6. Folly is sly and secretive (ver. 17). The secret feast is here the illicit pleasure (cf Proverbs 30:20). The fact that people like what they ought not to like all the more because they ought not, is a complex phenomenon of the soul. The sweetness of liberty recovered is in it, and forms its good side. Liberty adds a perfume and spice to every pleasure, no matter what the pleasure may be. Augustine tells how he robbed an orchard as a boy, admitting that he did not want the pears, and arguing that it must therefore have been his depravity that led him to find pleasure in taking them! In the same way one might prove the depravity of the jackdaw that steals a ring. Let us repudiate the affectation of depravity, a great "folly" in its way; and rather draw the wholesome lesson that the love of liberty, of fun - in short, of any healthy exercise of energy, needs direction. The instinct for privacy and liberty gives no less zest to legitimate than to illicit pleasures.
II. THE END OF FOLLY. (Ver. 18.)
1. It is represented under images of darkness and dread.
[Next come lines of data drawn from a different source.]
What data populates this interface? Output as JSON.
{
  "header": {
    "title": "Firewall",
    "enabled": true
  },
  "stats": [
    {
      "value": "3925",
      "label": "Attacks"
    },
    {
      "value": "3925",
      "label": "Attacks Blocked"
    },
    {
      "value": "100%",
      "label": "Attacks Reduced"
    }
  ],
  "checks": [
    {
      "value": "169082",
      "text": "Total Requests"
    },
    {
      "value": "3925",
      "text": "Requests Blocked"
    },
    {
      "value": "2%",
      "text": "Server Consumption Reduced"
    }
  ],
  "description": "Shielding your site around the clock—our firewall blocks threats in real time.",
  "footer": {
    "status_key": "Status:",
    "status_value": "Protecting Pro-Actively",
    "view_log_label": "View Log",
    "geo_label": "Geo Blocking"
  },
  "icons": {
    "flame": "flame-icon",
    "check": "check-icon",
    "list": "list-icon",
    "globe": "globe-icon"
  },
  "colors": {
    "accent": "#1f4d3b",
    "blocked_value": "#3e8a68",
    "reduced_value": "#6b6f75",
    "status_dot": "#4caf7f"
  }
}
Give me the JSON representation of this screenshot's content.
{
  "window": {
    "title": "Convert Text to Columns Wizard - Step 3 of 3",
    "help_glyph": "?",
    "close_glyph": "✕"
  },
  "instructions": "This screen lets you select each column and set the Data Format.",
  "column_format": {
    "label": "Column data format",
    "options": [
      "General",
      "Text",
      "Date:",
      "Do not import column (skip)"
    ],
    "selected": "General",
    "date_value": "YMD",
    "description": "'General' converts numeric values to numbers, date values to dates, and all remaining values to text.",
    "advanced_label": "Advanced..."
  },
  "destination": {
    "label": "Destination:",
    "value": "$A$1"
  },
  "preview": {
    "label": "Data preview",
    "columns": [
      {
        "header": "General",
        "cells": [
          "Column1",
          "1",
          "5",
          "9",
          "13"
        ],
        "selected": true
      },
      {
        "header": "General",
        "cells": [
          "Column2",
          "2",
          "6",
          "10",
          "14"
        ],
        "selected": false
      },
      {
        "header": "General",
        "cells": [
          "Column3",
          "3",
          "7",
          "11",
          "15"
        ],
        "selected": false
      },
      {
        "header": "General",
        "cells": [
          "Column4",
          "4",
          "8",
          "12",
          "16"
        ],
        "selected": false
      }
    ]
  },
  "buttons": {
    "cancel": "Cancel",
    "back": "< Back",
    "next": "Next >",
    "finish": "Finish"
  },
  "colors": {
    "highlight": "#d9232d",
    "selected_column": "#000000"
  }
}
Shadows, "children of death," dead men, departed ghosts, hover about the dwelling of Folly and the persons of her guests. And these, while even they sit at her table amidst feasting and mirth, are already, in the eyes of Wisdom the spectator, in the depths of hell. Thus the shadows of coming ill "darken the ruby of the cup, and dim the splendour of the scene."
2. The indefinable is more impressive in its effect than the definable. As e.g. Burke has felicitously shown in his treatise on 'The Sublime and Beautiful.' The obscure realities of the other world, the mysterious twilight, the chiaro-oscuro of the imagination: in this region is found all that fascinates the mind with hope or terror. If it be asked - What precisely will be the doom of the wicked, the bliss of the righteous? the answer is - Definite knowledge has not been imparted, is impossible, and would have less effect than the vague but positive forms in which the truth is hinted.
3. The indefinable is not the less certain. It is the definite which is contingent, uncertain. Our life is a constant becoming from moment to moment. This of its nature is as indefinable as the melting of darkness into day, or the reverse. - J.
Her guests are in the depths of hell.